Chief Public Health Officer Dr. Theresa Tam says the new variant of COVID-19, which has prompted many countries to implement travel restrictions against the United Kingdom, has not yet been identified in Canada.
Public Health Agency of Canada (PHAC) has said it is analyzing known cases to determine whether the new strain, which research suggests is significantly more transmissible than the variant currently dominant in Canada, is already in the country.
“Obviously it’s an evolving situation,” Tam said. “We’ve been very active in the last couple of days and activated all the scientific networks in Canada.”
Tam made the remarks during an update on Canada’s fight against COVID-19 Tuesday.
She said PHAC had to date looked at over 25,000 sequences of the virus already collected in Canada, saying these were the highest quality samples, and was working to determine the quality of other samples.
PHAC had also linked with several provincial authorities who were also sequencing existing samples, noting they had not detected the variant.
The ongoing analysis would target high-probability samples, Tam said, such as from people who had recently travelled.
Health Minister Patty Hajdu, Intergovernmental Affairs Minister Dominic LeBlanc, Public Safety Minister Bill Blair, Chief Public Health Officer Dr. Theresa Tam and Deputy Chief Public Health Officer Dr. Howard Njoo were present at the briefing.
Moderna decision coming ‘very soon’: Hajdu
At the briefing, Hajdu told reporters that Health Canada now has all the data it needs in order to complete its review of the Moderna vaccine. The government previously said the country could receive 168,000 doses of the vaccine by year’s end.
“My understanding is that decision will be very soon,” Hajdu said, noting she couldn’t speak for the independent regulators.
The appearance of the new variant of COVID-19 has sparked concern that it may reduce the efficacy of existing vaccines.
But Tam said the current expert research suggests it is unlikely to have a significant effect on the current or soon-to-be-approved vaccines.
“Right now, we remain optimistic on that front,” she said. Tam said it was important to work with the vaccine manufacturers and international partners — particularly the United Kingdom, which is also rolling out the Pfizer vaccine — in order to determine the potential effect of the new variant.
The chief executive of BioNTech, Ugur Sahin, said Tuesday he was confident his company’s vaccine would work against the new variant of COVID-19, but that studies are needed to prove it.

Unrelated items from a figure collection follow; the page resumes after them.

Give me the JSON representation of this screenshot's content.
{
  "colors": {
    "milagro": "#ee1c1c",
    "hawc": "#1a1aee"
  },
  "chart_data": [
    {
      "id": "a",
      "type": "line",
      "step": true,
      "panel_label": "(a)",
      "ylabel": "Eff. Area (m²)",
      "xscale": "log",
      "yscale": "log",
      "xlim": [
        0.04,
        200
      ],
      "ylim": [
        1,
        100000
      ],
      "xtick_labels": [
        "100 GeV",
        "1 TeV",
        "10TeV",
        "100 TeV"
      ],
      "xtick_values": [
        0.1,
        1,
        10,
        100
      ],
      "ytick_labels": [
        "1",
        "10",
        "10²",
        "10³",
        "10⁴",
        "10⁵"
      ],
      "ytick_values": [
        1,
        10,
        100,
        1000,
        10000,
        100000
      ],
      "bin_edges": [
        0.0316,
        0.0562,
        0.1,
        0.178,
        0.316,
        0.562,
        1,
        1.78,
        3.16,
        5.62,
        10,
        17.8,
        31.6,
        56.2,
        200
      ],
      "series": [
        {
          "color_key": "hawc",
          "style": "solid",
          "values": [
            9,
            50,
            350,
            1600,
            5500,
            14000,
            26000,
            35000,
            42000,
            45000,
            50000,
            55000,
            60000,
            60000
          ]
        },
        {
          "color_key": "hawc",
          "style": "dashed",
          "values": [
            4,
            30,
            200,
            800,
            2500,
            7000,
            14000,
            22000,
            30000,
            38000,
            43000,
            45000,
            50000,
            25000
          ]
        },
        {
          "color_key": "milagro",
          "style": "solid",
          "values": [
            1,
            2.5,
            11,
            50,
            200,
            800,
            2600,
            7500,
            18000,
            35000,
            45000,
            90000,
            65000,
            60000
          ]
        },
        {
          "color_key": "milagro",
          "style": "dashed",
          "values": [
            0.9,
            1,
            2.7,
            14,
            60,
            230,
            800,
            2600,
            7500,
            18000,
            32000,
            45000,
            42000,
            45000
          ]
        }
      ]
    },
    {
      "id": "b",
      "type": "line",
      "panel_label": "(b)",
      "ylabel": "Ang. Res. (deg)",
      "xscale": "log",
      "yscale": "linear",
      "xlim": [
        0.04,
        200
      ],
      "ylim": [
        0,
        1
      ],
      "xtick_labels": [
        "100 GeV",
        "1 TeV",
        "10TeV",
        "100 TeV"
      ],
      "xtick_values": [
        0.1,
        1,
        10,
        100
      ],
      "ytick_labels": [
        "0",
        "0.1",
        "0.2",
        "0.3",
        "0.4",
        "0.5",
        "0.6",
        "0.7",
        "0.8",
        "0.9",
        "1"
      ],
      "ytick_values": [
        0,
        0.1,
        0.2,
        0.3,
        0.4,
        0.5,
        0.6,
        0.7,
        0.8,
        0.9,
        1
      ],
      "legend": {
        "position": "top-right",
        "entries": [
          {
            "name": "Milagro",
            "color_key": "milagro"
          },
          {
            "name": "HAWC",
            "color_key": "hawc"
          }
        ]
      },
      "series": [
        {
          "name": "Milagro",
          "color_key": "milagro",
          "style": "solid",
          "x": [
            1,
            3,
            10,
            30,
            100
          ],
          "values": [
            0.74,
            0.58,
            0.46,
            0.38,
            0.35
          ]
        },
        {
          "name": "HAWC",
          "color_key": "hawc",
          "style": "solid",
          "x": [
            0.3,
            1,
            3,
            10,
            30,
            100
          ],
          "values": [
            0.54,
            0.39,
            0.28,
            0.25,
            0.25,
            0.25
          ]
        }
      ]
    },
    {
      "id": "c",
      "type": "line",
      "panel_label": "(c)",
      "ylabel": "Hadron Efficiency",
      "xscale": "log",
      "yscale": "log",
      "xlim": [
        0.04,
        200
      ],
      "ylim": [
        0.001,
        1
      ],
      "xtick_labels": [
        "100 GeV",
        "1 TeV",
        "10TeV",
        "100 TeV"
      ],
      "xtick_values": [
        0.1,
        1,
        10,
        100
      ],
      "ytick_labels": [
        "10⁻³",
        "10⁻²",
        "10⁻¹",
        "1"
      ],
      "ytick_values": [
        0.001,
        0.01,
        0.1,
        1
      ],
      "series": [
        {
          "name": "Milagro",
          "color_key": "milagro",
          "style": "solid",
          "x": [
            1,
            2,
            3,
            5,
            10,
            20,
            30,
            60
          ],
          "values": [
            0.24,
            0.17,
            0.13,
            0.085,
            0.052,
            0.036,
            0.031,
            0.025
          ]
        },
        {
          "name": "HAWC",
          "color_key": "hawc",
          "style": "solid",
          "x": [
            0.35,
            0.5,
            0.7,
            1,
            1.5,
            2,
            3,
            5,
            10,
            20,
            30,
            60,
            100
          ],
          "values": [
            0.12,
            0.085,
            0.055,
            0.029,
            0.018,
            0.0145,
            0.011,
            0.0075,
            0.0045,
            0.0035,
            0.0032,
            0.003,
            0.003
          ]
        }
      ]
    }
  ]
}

Tam also warned that Canada was currently on track for a strong resurgence of the virus over the next several months. She pointed to disturbing trends in cases, hospitalizations and mortality, and urged Canadians to continue to follow public health guidelines.
“This is a perilous time,” she said.
Tam noted that there are again outbreaks in long-term care homes, and that unlike the first wave of the pandemic in the spring, the virus was also reaching remote communities.
“With the widespread resurgence right now, there’s a much more broad impact across all areas of Canada, and you can see the impact in Nunavut,” Tam said. Nunavut reported its first two deaths related to COVID-19 on Sunday.
“And we’re only getting into the winter,” she said.
She said the exhaustion of health-care workers, and ordinary Canadians, was one reason the next few months would be so difficult.
As of 4 p.m. ET on Tuesday, Canada had recorded a total of 520,045 cases of COVID-19, and a CBC News tally of deaths stood at 14,402. Ontario and Quebec each recorded more than 2,000 new cases today.
Blair pushes back on border concerns
Ministers also sought to counter criticism on their handling of border restrictions, brought on by the announcement of the three day ban on flights from the United Kingdom.
“Unfortunately over the past few days we’ve heard a number of comments which frankly are an unfortunate misrepresentation of what is actually happening at our borders,” Public Safety Minister Bill Blair said.
He described the screening and quarantine measures in place since the spring and argued Canada has been among the most aggressive countries in controlling entry during the pandemic.
“We have not been slow and not been unresponsive to the concerns that Canadians have,” Blair said.
The remarks follow harsh criticism from Ontario Premier Doug Ford on both Monday and Tuesday. Ford described the border as a “sieve” and argued for a more effective testing system at airports across the country.
Ford on Tuesday said he was asking the federal government to implement a requirement for pre-departure tests for people trying to come to Canada.
Blair said international travel was the source of just 1.8 per cent of COVID-19 cases in Canada throughout the pandemic.
“What we’re seeing now is that the biggest problem in Canada is community transmission inside Canada, it’s not really the importation of cases,” said Njoo.